John Boehner: The Right Man, at the Wrong Time

Boehner with gavel AP

Following the stunning news that Speaker of the House John Boehner (R-OH) will resign after October, Democrats will feign empathy and argue that he was a victim of extremist Tea Party conservatives in the Republican caucus. In reality, Boehner is a victim of President Barack Obama’s aggressive brand of politics, for which he had no response.

Boehner is a deal-maker, accustomed to give-and-take. Obama is a radical ideologue who rejects any compromise.

Boehner is a decent man, with unequalled political skill in the back rooms of Capitol Hill.
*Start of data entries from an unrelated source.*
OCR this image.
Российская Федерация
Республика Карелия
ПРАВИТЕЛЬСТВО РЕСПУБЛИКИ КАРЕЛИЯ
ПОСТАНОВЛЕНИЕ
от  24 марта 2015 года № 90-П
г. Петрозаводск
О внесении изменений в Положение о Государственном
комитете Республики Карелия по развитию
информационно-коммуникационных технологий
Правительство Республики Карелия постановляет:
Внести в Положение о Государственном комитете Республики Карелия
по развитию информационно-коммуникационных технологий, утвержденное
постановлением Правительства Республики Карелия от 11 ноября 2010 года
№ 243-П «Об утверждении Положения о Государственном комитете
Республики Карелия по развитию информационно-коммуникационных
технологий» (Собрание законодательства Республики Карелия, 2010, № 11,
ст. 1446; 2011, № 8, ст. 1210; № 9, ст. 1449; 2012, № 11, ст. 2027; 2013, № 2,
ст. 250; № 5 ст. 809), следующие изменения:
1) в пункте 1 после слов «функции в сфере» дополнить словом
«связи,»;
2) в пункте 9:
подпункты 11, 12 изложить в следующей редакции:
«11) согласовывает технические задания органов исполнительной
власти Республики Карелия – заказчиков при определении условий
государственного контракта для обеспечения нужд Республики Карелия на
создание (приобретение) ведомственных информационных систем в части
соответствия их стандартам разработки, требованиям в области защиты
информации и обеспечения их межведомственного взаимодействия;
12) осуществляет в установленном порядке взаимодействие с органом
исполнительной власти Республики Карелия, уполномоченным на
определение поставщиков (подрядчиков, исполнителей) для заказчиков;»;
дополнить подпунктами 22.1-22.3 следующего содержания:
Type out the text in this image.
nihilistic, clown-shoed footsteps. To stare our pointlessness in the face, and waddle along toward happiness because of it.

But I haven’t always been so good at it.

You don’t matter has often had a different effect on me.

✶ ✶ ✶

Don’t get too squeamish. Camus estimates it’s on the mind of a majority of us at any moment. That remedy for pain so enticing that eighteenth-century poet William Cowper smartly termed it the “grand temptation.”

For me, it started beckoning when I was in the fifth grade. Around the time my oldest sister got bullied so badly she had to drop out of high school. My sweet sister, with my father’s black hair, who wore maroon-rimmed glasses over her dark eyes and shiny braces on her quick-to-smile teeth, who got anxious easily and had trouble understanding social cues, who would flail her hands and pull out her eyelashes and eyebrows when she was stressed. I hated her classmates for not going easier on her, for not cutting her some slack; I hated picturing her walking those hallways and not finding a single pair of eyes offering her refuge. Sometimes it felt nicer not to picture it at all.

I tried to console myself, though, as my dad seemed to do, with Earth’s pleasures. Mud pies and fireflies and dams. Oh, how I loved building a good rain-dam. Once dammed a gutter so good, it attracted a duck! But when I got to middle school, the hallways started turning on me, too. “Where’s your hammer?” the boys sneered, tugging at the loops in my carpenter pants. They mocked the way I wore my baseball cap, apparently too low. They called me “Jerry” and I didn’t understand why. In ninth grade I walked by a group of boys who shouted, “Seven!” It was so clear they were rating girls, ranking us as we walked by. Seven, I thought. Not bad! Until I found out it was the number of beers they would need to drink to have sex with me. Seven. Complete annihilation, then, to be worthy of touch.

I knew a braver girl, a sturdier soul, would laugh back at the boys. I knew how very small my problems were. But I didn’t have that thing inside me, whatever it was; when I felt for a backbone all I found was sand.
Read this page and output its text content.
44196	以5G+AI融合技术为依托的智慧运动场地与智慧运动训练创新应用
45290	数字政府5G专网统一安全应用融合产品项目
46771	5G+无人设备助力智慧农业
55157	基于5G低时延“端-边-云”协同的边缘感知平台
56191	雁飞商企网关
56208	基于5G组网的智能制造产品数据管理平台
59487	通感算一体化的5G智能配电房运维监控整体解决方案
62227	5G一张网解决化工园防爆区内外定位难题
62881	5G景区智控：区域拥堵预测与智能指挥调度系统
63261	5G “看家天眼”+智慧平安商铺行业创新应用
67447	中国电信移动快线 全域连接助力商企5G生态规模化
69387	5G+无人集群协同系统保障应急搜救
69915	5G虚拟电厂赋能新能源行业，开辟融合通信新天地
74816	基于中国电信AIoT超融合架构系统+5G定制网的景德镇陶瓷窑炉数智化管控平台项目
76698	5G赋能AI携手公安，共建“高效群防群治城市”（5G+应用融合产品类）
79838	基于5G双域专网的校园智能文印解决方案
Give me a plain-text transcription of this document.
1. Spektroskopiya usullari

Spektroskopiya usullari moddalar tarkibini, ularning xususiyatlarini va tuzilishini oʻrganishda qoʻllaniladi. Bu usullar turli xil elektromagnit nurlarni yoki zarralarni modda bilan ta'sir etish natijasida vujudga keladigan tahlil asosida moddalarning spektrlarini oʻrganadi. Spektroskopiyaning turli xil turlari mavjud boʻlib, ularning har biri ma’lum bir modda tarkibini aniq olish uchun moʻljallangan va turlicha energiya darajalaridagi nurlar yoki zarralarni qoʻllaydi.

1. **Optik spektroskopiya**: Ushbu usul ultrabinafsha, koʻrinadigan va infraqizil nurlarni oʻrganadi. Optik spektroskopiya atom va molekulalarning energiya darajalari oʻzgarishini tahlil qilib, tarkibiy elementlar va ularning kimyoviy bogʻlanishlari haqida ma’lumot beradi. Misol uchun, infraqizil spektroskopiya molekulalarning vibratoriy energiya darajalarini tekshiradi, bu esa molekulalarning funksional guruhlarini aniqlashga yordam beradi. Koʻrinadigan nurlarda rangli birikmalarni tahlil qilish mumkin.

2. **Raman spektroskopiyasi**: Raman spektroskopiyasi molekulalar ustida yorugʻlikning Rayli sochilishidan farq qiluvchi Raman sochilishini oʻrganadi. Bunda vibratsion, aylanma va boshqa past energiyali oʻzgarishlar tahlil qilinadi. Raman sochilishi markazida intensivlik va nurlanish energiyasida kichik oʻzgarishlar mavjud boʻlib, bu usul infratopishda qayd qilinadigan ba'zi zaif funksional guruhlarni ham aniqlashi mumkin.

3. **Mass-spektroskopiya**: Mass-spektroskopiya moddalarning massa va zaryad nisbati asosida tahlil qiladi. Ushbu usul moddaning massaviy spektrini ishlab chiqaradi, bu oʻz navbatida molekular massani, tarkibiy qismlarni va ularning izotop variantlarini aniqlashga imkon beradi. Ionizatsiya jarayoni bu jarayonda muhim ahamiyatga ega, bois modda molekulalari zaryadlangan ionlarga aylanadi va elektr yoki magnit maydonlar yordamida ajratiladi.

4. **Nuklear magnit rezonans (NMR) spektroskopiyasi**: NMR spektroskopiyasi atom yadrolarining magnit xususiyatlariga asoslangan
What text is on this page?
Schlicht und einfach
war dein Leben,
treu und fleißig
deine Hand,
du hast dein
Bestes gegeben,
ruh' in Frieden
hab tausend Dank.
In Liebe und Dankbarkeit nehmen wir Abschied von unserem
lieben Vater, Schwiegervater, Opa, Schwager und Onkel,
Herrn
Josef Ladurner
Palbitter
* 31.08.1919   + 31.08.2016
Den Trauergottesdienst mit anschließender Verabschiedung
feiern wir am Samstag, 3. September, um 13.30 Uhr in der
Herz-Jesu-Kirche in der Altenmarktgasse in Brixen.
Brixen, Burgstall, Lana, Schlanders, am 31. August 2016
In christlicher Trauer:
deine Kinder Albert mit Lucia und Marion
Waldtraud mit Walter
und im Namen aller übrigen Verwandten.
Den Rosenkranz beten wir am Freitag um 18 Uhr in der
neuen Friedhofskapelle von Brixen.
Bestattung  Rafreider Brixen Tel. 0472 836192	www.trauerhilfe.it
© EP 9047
He rose to power as a function of his seniority within the depleted Republican minority.

As a more vigorous opposition arose with the Tea Party, conservatives questioned whether a more energetic, combative leader might be found. Eric Cantor, who led the fight against the 2009 stimulus, was often mentioned. (He would later fall out of favor over immigration.)

The signal achievement of Boehner’s four years in the Speaker’s chair is the Budget Control Act, the compromise that ended the 2011 debt ceiling crisis. Boehner wanted a “grand bargain” over long-term spending, but Obama–to the his aides’ horror–made that impossible with a last-minute demand for tax hikes.

Conservatives trusted Boehner and gave him their votes to avert a default. They stood with him against Obama’s attempts to cancel the “sequester.”

But Boehner began to lose control when his “Plan B” for resolving the 2012 “fiscal cliff” was rejected by the caucus. He ought to have resigned, but hung on–partly because there was no alternative. (The joke was: “Those who will, can’t; those who can, won’t.”)

Compromise followed compromise, and the defunding fight over Planned Parenthood was the last straw.

Boehner leaves with honor, but disappointment–the right man, at the wrong time.